Now it’s the rise of biotechnology, a sector with its origins in the ability to sequence, synthesize, and edit the genes of organisms, that is joining the pantheon of advances that pose perplexing dual-use implications. Life sciences progress is creating both the potential for unprecedented benefits in medicine (and other areas) as well as new risks of harm from accidents, unforeseen consequences, or even deliberate abuse. There has never been a major technological disruption that countries haven’t sought to use for industrial or military superiority, or for terrorists and criminals in pursuit of their aims. The examples of historical bioweapons programs and bioterrorism suggest that these maxims will likely remain the case as the bioeconomy grows.
Despite the dramatic pace of discoveries in the life sciences, however, the regulatory systems established for other dual-use risk domains, such as chemical and nuclear research, remain far more mature than those for oversight of the bioeconomy. This reflects fears stemming from the last century’s wars—the chemical trench warfare of World War I and nuclear bombings during World War II—as well as from the health and environmental consequences of accidents in the nuclear and industrial sectors like Chernobyl or the Deepwater Horizon oil well disaster.
The oversight of scientific research exists at international, national, state, and institutional levels and within multiple agencies and jurisdictions. Regulations, guidelines, and policies on the safety and security of scientific research have been ratified in many legal instruments. The outdated mode of biosecurity governance starts at the level of global diplomacy.

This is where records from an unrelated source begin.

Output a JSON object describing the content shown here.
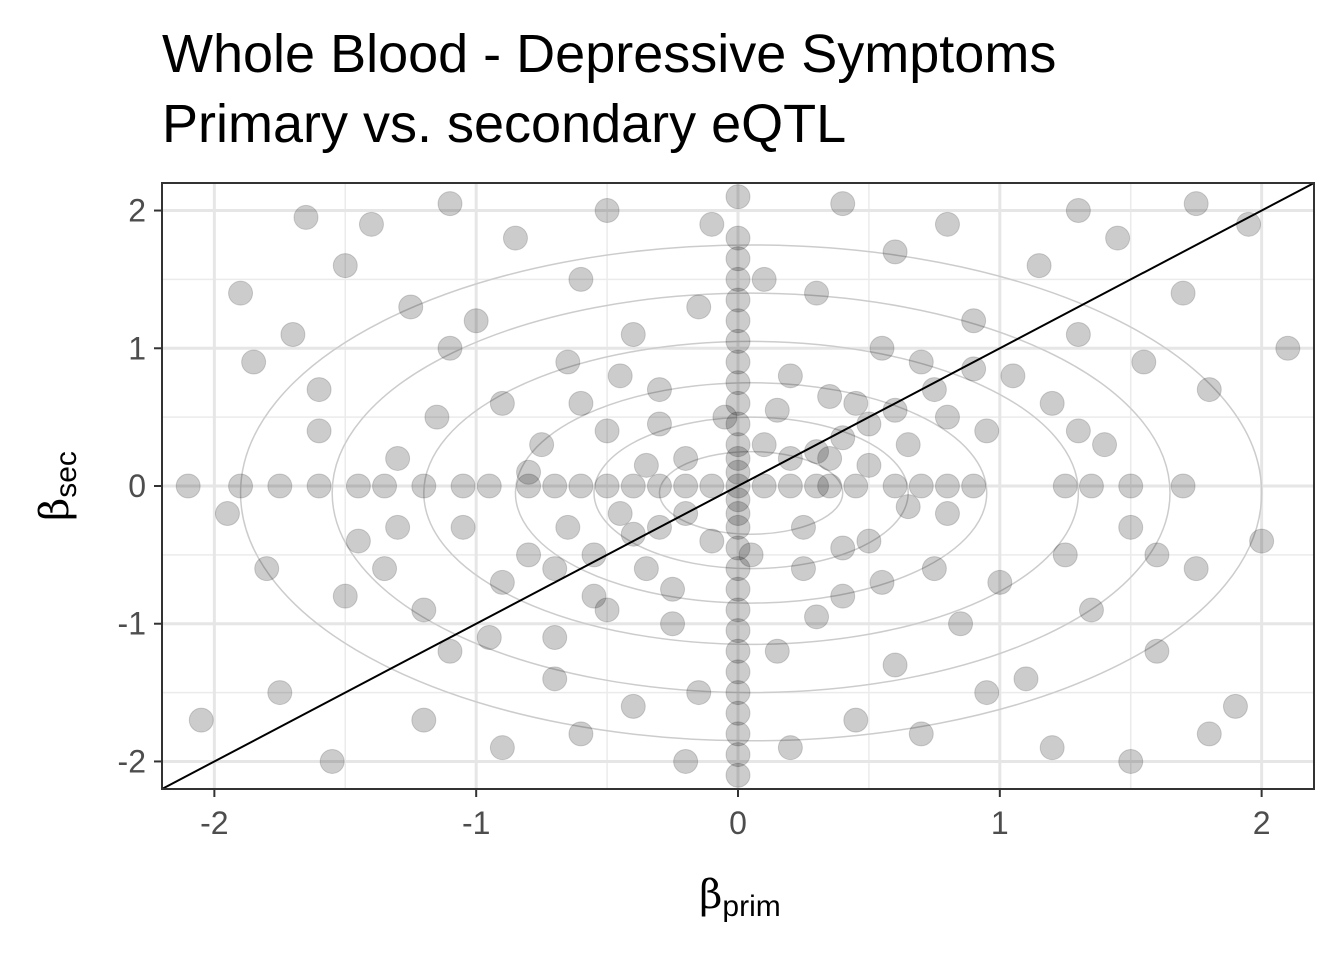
{
  "chart_data": {
    "type": "scatter",
    "title_lines": [
      "Whole Blood - Depressive Symptoms",
      "Primary vs. secondary eQTL"
    ],
    "xlabel": {
      "symbol": "β",
      "subscript": "prim"
    },
    "ylabel": {
      "symbol": "β",
      "subscript": "sec"
    },
    "xlim": [
      -2.2,
      2.2
    ],
    "ylim": [
      -2.2,
      2.2
    ],
    "x_ticks": [
      -2,
      -1,
      0,
      1,
      2
    ],
    "y_ticks": [
      -2,
      -1,
      0,
      1,
      2
    ],
    "x_tick_labels": [
      "-2",
      "-1",
      "0",
      "1",
      "2"
    ],
    "y_tick_labels": [
      "-2",
      "-1",
      "0",
      "1",
      "2"
    ],
    "grid": true,
    "reference_line": {
      "slope": 1,
      "intercept": 0
    },
    "point_color": "#000000",
    "point_alpha": 0.2,
    "contour_color": "#cccccc",
    "points": [
      [
        -1.9,
        1.4
      ],
      [
        -1.85,
        0.9
      ],
      [
        -1.8,
        -0.6
      ],
      [
        -1.7,
        1.1
      ],
      [
        -1.6,
        0.7
      ],
      [
        -1.5,
        1.6
      ],
      [
        -1.45,
        -0.4
      ],
      [
        -1.4,
        1.9
      ],
      [
        -1.35,
        -0.6
      ],
      [
        -1.3,
        0.2
      ],
      [
        -1.25,
        1.3
      ],
      [
        -1.2,
        -0.9
      ],
      [
        -1.15,
        0.5
      ],
      [
        -1.1,
        1.0
      ],
      [
        -1.05,
        -0.3
      ],
      [
        -1.0,
        1.2
      ],
      [
        -0.95,
        -1.1
      ],
      [
        -0.9,
        0.6
      ],
      [
        -0.85,
        1.8
      ],
      [
        -0.8,
        -0.5
      ],
      [
        -0.75,
        0.3
      ],
      [
        -0.7,
        -1.4
      ],
      [
        -0.65,
        0.9
      ],
      [
        -0.6,
        1.5
      ],
      [
        -0.55,
        -0.8
      ],
      [
        -0.5,
        0.4
      ],
      [
        -0.45,
        -0.2
      ],
      [
        -0.4,
        1.1
      ],
      [
        -0.35,
        -0.6
      ],
      [
        -0.3,
        0.7
      ],
      [
        -0.25,
        -1.0
      ],
      [
        -0.2,
        0.2
      ],
      [
        -0.15,
        1.3
      ],
      [
        -0.1,
        -0.4
      ],
      [
        -0.05,
        0.5
      ],
      [
        0.05,
        -0.5
      ],
      [
        0.1,
        0.3
      ],
      [
        0.15,
        -1.2
      ],
      [
        0.2,
        0.8
      ],
      [
        0.25,
        -0.3
      ],
      [
        0.3,
        1.4
      ],
      [
        0.35,
        0.2
      ],
      [
        0.4,
        -0.8
      ],
      [
        0.45,
        0.6
      ],
      [
        0.5,
        -0.4
      ],
      [
        0.55,
        1.0
      ],
      [
        0.6,
        -1.3
      ],
      [
        0.65,
        0.3
      ],
      [
        0.7,
        0.9
      ],
      [
        0.75,
        -0.6
      ],
      [
        0.8,
        0.5
      ],
      [
        0.85,
        -1.0
      ],
      [
        0.9,
        1.2
      ],
      [
        0.95,
        0.4
      ],
      [
        1.0,
        -0.7
      ],
      [
        1.05,
        0.8
      ],
      [
        1.1,
        -1.4
      ],
      [
        1.15,
        1.6
      ],
      [
        1.2,
        0.6
      ],
      [
        1.25,
        -0.5
      ],
      [
        1.3,
        1.1
      ],
      [
        1.35,
        -0.9
      ],
      [
        1.4,
        0.3
      ],
      [
        1.45,
        1.8
      ],
      [
        1.5,
        -0.3
      ],
      [
        1.55,
        0.9
      ],
      [
        1.6,
        -1.2
      ],
      [
        1.7,
        1.4
      ],
      [
        1.75,
        -0.6
      ],
      [
        1.8,
        0.7
      ],
      [
        1.9,
        -1.6
      ],
      [
        1.95,
        1.9
      ],
      [
        2.0,
        -0.4
      ],
      [
        2.1,
        1.0
      ],
      [
        -2.05,
        -1.7
      ],
      [
        -1.95,
        -0.2
      ],
      [
        -1.75,
        -1.5
      ],
      [
        -1.55,
        -2.0
      ],
      [
        -1.5,
        -0.8
      ],
      [
        -1.2,
        -1.7
      ],
      [
        -1.1,
        -1.2
      ],
      [
        -0.9,
        -1.9
      ],
      [
        -0.6,
        -1.8
      ],
      [
        -0.4,
        -1.6
      ],
      [
        -0.2,
        -2.0
      ],
      [
        0.2,
        -1.9
      ],
      [
        0.45,
        -1.7
      ],
      [
        0.7,
        -1.8
      ],
      [
        0.95,
        -1.5
      ],
      [
        1.2,
        -1.9
      ],
      [
        1.5,
        -2.0
      ],
      [
        1.8,
        -1.8
      ],
      [
        -1.65,
        1.95
      ],
      [
        -1.1,
        2.05
      ],
      [
        -0.5,
        2.0
      ],
      [
        -0.1,
        1.9
      ],
      [
        0.4,
        2.05
      ],
      [
        0.8,
        1.9
      ],
      [
        1.3,
        2.0
      ],
      [
        1.75,
        2.05
      ],
      [
        -0.9,
        -0.7
      ],
      [
        -0.7,
        -0.6
      ],
      [
        -0.55,
        -0.5
      ],
      [
        -0.4,
        -0.35
      ],
      [
        -0.3,
        -0.3
      ],
      [
        -0.2,
        -0.2
      ],
      [
        0.2,
        0.2
      ],
      [
        0.3,
        0.25
      ],
      [
        0.4,
        0.35
      ],
      [
        0.5,
        0.45
      ],
      [
        0.6,
        0.55
      ],
      [
        0.75,
        0.7
      ],
      [
        0.9,
        0.85
      ],
      [
        -0.6,
        0.6
      ],
      [
        -0.45,
        0.8
      ],
      [
        -0.3,
        0.45
      ],
      [
        0.25,
        -0.6
      ],
      [
        0.4,
        -0.45
      ],
      [
        0.55,
        -0.7
      ],
      [
        -0.65,
        -0.3
      ],
      [
        -0.5,
        -0.9
      ],
      [
        0.35,
        0.65
      ],
      [
        0.5,
        0.15
      ],
      [
        0.65,
        -0.15
      ],
      [
        -0.35,
        0.15
      ],
      [
        -0.25,
        -0.75
      ],
      [
        0.15,
        0.55
      ],
      [
        0.3,
        -0.95
      ],
      [
        -0.8,
        0.1
      ],
      [
        0.8,
        -0.2
      ],
      [
        -1.3,
        -0.3
      ],
      [
        1.3,
        0.4
      ],
      [
        -1.6,
        0.4
      ],
      [
        1.6,
        -0.5
      ],
      [
        0.1,
        1.5
      ],
      [
        -0.15,
        -1.5
      ],
      [
        0.6,
        1.7
      ],
      [
        -0.7,
        -1.1
      ],
      [
        -1.9,
        0
      ],
      [
        -1.75,
        0
      ],
      [
        -1.6,
        0
      ],
      [
        -1.45,
        0
      ],
      [
        -1.35,
        0
      ],
      [
        -1.2,
        0
      ],
      [
        -1.05,
        0
      ],
      [
        -0.95,
        0
      ],
      [
        -0.8,
        0
      ],
      [
        -0.7,
        0
      ],
      [
        -0.6,
        0
      ],
      [
        -0.5,
        0
      ],
      [
        -0.4,
        0
      ],
      [
        -0.3,
        0
      ],
      [
        -0.2,
        0
      ],
      [
        -0.1,
        0
      ],
      [
        0.1,
        0
      ],
      [
        0.2,
        0
      ],
      [
        0.3,
        0
      ],
      [
        0.35,
        0
      ],
      [
        0.45,
        0
      ],
      [
        0.6,
        0
      ],
      [
        0.7,
        0
      ],
      [
        0.8,
        0
      ],
      [
        0.9,
        0
      ],
      [
        1.25,
        0
      ],
      [
        1.35,
        0
      ],
      [
        1.5,
        0
      ],
      [
        1.7,
        0
      ],
      [
        -2.1,
        0
      ],
      [
        0,
        2.1
      ],
      [
        0,
        1.8
      ],
      [
        0,
        1.65
      ],
      [
        0,
        1.5
      ],
      [
        0,
        1.35
      ],
      [
        0,
        1.2
      ],
      [
        0,
        1.05
      ],
      [
        0,
        0.9
      ],
      [
        0,
        0.75
      ],
      [
        0,
        0.6
      ],
      [
        0,
        0.45
      ],
      [
        0,
        0.3
      ],
      [
        0,
        0.2
      ],
      [
        0,
        0.1
      ],
      [
        0,
        0
      ],
      [
        0,
        -0.1
      ],
      [
        0,
        -0.2
      ],
      [
        0,
        -0.3
      ],
      [
        0,
        -0.45
      ],
      [
        0,
        -0.6
      ],
      [
        0,
        -0.75
      ],
      [
        0,
        -0.9
      ],
      [
        0,
        -1.05
      ],
      [
        0,
        -1.2
      ],
      [
        0,
        -1.35
      ],
      [
        0,
        -1.5
      ],
      [
        0,
        -1.65
      ],
      [
        0,
        -1.8
      ],
      [
        0,
        -1.95
      ],
      [
        0,
        -2.1
      ]
    ]
  }
}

The 1972 Biological Weapons Convention, now signed by 183 nations, was designed to prohibit the development, production, acquisition, transfer, and stockpiling of biological and toxin weapons. The type of hazards identified in the convention have not kept pace with advances in molecular biology, genetics, and synthetic biology. And within the United States and elsewhere, these powerful technologies, now increasingly combined with progress in engineering, autonomous robotics systems, and advanced computing, substantially complicate the development of all embracing regulatory and legislative oversight frameworks that look beyond simply controlling pathogen research to limit risks without constraining growth in the global bioeconomy.
Developing a well-balanced oversight system will not be easy. Nonetheless, the expanding gaps in national and international governance of dual-use biotechnology dictate that this subject be a core component of national security policies.
The evolution of biological dual-use risk oversight. Building on experiments in the 1950s that established DNA as the genetic code of life, the science of manipulating genomes, modifying genetic control mechanisms, and creating novel biological functions and organisms not seen in nature progressed rapidly. But with these advances came increasing public concern over progress in genetic research.
Paul Berg, a biochemist, played a role in precipitating the controversy over recombinant (hybrid) DNA with his work in the 1970s introducing bacterial genes into a virus known to cause tumors in rodents. Although Berg had planned to introduce the modified viral DNA to bacterial cells, concern over whether infected cells could escape and cause human cancers ultimately led him to pause the work. Berg and other scientists organized the Asilomar Conference on recombinant DNA in 1975 with the goal of assuaging public fears over the new technology and touting the capability of the scientific community to self-police. The now-famous conference led to guidelines for government-sponsored genetic engineering research, but no onerous new rules—arguably a light-touch oversight approach in the life sciences that has largely endured.